Good cyber security practices to be observed in the wake of COVID-19

Barry Hensley, Secureworks’ Counter Threat Unit™ (CTU) and Cyber Threat Analysis Center (CTAC), explains how to balance speed of delivery with security vigilance in a mission-critical situation.


It is a sad reality, but both hostile state actors and opportunistic cybercriminals are already leveraging COVID-19 themed campaigns to conduct phishing and deliver malware. Secureworks Counter Threat Unit researchers have observed that, as is common with all topical news stories, criminal actors making cynical use of the current crisis to promote misinformation and products with the intent to harm organizations and individuals.

By following key good cybersecurity hygiene practices, organizations can protect themselves and their employees against these attacks.

At Secureworks, we exist to secure the human progress that technology enables. In this new COVID-19 corporate landscape, our customers are dealing with the competing challenges of protecting employees and business systems, while also rapidly making business and technology changes, including adopting new temporary remote working practices.

If you are one of the many companies rapidly adopting these new working practices, including encouraging remote work from home, I want to give you our best advice for maintaining business continuity while not increasing your organization’s cybersecurity risk:

Remote access services are now business-critical. Services that facilitate communication, collaboration and delivery of core business services for a remote workforce will now become vital systems, where previously they were a flexible convenience. Organizations may need to open up additional access and reconfigure services in order to enable full remote functionality. There will be pressure to do this rapidly and bypass normal change control processes. I want to challenge you to balance the need for speed of delivery with diligence in ensuring that proper controls and security practices are maintained to keep data and systems safe. You don’t want to be left vulnerable in what is now a mission-critical situation.
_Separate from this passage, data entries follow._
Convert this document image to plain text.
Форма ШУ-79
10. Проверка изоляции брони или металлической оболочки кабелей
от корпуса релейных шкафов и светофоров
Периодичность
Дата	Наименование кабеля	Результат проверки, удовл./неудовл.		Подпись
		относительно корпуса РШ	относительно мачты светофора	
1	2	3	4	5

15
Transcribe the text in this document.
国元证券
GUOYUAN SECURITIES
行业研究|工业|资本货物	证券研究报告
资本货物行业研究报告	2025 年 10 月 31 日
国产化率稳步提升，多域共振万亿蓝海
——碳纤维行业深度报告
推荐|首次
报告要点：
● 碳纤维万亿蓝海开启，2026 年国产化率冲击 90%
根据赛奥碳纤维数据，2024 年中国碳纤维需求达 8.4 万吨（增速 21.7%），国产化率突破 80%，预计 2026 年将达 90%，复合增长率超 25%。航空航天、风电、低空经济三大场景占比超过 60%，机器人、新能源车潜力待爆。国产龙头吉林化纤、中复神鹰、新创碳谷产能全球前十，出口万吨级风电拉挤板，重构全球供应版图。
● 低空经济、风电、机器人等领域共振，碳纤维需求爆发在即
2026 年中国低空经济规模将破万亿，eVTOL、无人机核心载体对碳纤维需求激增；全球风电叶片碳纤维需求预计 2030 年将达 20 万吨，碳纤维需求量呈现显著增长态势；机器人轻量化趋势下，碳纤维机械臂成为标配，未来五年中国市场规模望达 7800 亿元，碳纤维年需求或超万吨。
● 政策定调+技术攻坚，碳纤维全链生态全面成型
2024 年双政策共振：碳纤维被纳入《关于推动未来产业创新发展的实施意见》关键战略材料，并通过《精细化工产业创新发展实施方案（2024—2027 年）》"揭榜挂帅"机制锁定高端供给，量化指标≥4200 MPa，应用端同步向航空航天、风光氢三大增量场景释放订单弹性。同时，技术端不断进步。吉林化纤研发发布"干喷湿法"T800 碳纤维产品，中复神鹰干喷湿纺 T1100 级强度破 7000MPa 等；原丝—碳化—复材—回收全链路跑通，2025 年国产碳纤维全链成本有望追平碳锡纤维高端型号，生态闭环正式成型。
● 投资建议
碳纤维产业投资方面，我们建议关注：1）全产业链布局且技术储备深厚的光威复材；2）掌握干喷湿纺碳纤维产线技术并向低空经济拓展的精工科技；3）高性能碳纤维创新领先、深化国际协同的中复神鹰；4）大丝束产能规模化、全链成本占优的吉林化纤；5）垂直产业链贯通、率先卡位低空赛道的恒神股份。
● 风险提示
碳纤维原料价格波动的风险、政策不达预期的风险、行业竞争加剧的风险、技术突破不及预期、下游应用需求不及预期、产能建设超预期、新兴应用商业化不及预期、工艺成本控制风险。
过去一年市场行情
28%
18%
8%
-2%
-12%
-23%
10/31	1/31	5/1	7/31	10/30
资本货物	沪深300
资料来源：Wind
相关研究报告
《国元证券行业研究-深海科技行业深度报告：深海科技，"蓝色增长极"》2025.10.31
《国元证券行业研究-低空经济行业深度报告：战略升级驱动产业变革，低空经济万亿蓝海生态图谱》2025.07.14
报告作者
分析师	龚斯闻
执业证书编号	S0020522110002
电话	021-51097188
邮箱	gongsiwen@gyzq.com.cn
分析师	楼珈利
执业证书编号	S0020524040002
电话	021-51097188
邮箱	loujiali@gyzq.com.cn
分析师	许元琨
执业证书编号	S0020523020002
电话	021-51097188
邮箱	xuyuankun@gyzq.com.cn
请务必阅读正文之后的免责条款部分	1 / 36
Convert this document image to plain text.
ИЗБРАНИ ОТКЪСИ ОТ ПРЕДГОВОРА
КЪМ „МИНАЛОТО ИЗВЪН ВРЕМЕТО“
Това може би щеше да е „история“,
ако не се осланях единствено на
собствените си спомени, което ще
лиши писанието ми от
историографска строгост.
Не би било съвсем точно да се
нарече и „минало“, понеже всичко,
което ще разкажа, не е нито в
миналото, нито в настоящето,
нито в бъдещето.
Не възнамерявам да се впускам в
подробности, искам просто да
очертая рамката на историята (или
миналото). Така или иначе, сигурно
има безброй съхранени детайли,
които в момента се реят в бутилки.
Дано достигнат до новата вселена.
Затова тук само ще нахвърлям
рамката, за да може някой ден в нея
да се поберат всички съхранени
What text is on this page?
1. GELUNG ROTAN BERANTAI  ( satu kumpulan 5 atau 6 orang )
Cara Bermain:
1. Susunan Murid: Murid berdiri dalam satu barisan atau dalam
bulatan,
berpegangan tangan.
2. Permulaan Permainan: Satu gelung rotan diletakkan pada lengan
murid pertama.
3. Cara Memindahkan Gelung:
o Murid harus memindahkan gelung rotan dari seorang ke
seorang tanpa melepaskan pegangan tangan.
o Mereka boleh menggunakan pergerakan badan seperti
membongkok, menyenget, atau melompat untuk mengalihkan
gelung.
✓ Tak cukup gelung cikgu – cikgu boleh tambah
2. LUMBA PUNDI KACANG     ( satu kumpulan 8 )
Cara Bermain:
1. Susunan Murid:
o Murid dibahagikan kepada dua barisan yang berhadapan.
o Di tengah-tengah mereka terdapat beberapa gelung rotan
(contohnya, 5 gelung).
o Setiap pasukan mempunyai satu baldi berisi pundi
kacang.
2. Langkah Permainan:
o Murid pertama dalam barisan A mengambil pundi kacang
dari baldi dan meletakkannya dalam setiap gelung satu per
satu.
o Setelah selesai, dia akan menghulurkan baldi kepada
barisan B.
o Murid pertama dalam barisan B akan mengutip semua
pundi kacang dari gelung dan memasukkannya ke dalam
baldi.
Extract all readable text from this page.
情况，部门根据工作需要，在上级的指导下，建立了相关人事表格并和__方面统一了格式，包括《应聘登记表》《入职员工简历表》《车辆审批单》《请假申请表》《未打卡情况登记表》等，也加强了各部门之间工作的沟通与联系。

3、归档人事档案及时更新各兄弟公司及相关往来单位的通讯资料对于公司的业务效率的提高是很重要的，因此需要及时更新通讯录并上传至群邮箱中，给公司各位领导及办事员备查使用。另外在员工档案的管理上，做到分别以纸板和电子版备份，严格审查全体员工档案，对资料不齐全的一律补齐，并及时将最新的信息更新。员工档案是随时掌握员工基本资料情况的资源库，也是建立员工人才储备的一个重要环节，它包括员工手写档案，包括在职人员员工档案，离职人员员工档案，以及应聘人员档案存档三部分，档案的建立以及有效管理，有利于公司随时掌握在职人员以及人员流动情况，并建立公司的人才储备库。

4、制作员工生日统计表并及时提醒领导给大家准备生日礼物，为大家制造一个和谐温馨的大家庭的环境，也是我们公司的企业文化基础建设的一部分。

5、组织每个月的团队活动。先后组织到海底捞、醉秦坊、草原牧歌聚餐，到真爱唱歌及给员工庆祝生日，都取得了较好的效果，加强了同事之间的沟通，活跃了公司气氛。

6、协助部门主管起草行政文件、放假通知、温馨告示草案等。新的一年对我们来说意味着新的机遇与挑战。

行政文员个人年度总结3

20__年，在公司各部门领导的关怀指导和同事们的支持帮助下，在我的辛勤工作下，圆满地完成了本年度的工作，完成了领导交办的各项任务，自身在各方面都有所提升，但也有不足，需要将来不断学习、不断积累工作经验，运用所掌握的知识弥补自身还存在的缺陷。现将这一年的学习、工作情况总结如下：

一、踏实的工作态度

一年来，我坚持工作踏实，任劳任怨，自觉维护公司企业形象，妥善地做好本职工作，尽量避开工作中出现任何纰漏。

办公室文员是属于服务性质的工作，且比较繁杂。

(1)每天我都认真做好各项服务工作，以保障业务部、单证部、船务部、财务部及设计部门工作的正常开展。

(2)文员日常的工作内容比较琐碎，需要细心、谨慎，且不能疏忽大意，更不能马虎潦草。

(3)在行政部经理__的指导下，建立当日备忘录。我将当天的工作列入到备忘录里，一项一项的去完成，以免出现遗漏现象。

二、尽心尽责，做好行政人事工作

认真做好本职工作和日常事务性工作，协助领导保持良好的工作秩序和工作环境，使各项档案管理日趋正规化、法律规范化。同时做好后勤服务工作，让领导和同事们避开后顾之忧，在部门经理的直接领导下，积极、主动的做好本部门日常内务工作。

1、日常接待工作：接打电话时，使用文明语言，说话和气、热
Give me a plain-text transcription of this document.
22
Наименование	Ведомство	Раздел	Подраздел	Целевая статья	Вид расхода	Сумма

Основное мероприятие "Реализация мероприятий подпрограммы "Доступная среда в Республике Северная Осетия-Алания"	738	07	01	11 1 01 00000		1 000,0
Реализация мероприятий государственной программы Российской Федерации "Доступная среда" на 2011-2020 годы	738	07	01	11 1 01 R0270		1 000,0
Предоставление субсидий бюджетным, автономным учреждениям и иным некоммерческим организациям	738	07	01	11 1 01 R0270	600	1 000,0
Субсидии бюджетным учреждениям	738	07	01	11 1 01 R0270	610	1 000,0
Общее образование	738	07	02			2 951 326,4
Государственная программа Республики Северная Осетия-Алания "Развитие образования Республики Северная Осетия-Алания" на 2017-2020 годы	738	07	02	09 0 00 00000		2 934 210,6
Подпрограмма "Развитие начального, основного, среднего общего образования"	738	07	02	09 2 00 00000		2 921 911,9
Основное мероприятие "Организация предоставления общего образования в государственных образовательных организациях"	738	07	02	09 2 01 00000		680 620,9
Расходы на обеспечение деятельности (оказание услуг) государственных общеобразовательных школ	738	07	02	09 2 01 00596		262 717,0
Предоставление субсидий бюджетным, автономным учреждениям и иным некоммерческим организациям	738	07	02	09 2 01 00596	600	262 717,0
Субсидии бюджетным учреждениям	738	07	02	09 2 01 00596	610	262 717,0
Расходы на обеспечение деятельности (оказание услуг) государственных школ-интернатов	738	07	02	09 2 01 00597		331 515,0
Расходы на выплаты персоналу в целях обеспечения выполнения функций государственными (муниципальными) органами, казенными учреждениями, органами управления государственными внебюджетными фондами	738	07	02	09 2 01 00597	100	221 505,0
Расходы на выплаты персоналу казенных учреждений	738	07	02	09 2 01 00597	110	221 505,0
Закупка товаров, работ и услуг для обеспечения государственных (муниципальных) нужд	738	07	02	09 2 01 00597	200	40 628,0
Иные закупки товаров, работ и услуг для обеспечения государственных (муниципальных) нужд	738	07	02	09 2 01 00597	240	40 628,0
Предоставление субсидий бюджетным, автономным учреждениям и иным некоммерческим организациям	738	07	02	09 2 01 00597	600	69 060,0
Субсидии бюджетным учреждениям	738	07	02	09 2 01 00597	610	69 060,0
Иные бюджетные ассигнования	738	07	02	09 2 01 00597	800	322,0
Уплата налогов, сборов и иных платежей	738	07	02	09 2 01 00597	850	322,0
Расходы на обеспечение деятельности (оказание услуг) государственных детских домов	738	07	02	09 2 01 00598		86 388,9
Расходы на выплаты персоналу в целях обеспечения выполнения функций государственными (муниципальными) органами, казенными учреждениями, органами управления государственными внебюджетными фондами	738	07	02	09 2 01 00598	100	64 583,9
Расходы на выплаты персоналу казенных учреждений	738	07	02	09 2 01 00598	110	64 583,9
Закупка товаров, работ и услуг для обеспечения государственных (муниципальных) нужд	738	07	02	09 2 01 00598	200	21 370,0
Multi-Factor Authentication (MFA) is a must-have. Credentials abuse is at the root of most intrusions involving remote access services. Where possible, make sure your organization is making use of proper Multi-Factor Authentication (MFA), Virtual Private Networking (VPN) technology, and secure cloud web services like webmail, collaboration portals and enterprise business applications. Exceptions to this will be your Achilles Heel, as the adversary only has to find one hole in your defences, and multiple threat groups actively target these services on a near-continuous basis.

Organizations currently in the midst of responding to a cyber intrusion may encounter the additional challenge of being unable to respond with the implementation of new controls such as MFA because the potential for disrupting remote workers is deemed too high. There may also be a reluctance to patch Internet-facing systems and remote access services that the business is now even more reliant on, even when those are the very systems that may be most at risk from attack. The answer is to enhance your visibility to spot threats early.

Increase your monitoring and visibility across this new environment including endpoint, network, and cloud services and task cyber defenders with actively hunting for threats and re-entry attempts. In combination, this can provide a temporary mitigating control while the enterprise works through the challenge of responding to the incident.

Contingency Planning in the New Virtual World

You are undoubtedly talking about contingency planning as part of your business continuity plans right now. I want to encourage you to also include cybersecurity contingencies in that discussion.
• Do you have a cybersecurity crisis communication, management and response plan?
• Do changes to working practices stemming from the COVID-19 pandemic alter that plan?
• Can you correlate multiple stages of an attack that could lead to a catastrophic event (e.g. ransomware) and neutralize the problem early, before it becomes a disaster?
• Are you prepared to rapidly respond and recover based on various degrees of business impact?

We know our Secureworks customers depend on us. Our teams around the world are committed to being your cybersecurity partner in this digitally connected world—the larger WE simply cannot allow threat actors to exploit this crisis. Our communities are already fragile, so we cannot tolerate anything that results in additional financial burden, business disruption or patient care risk.

Good cybersecurity practices will carry you through. We will be alongside you every step of the way, protecting the progress of our customers so you can stay focused on being there for your employees and customers.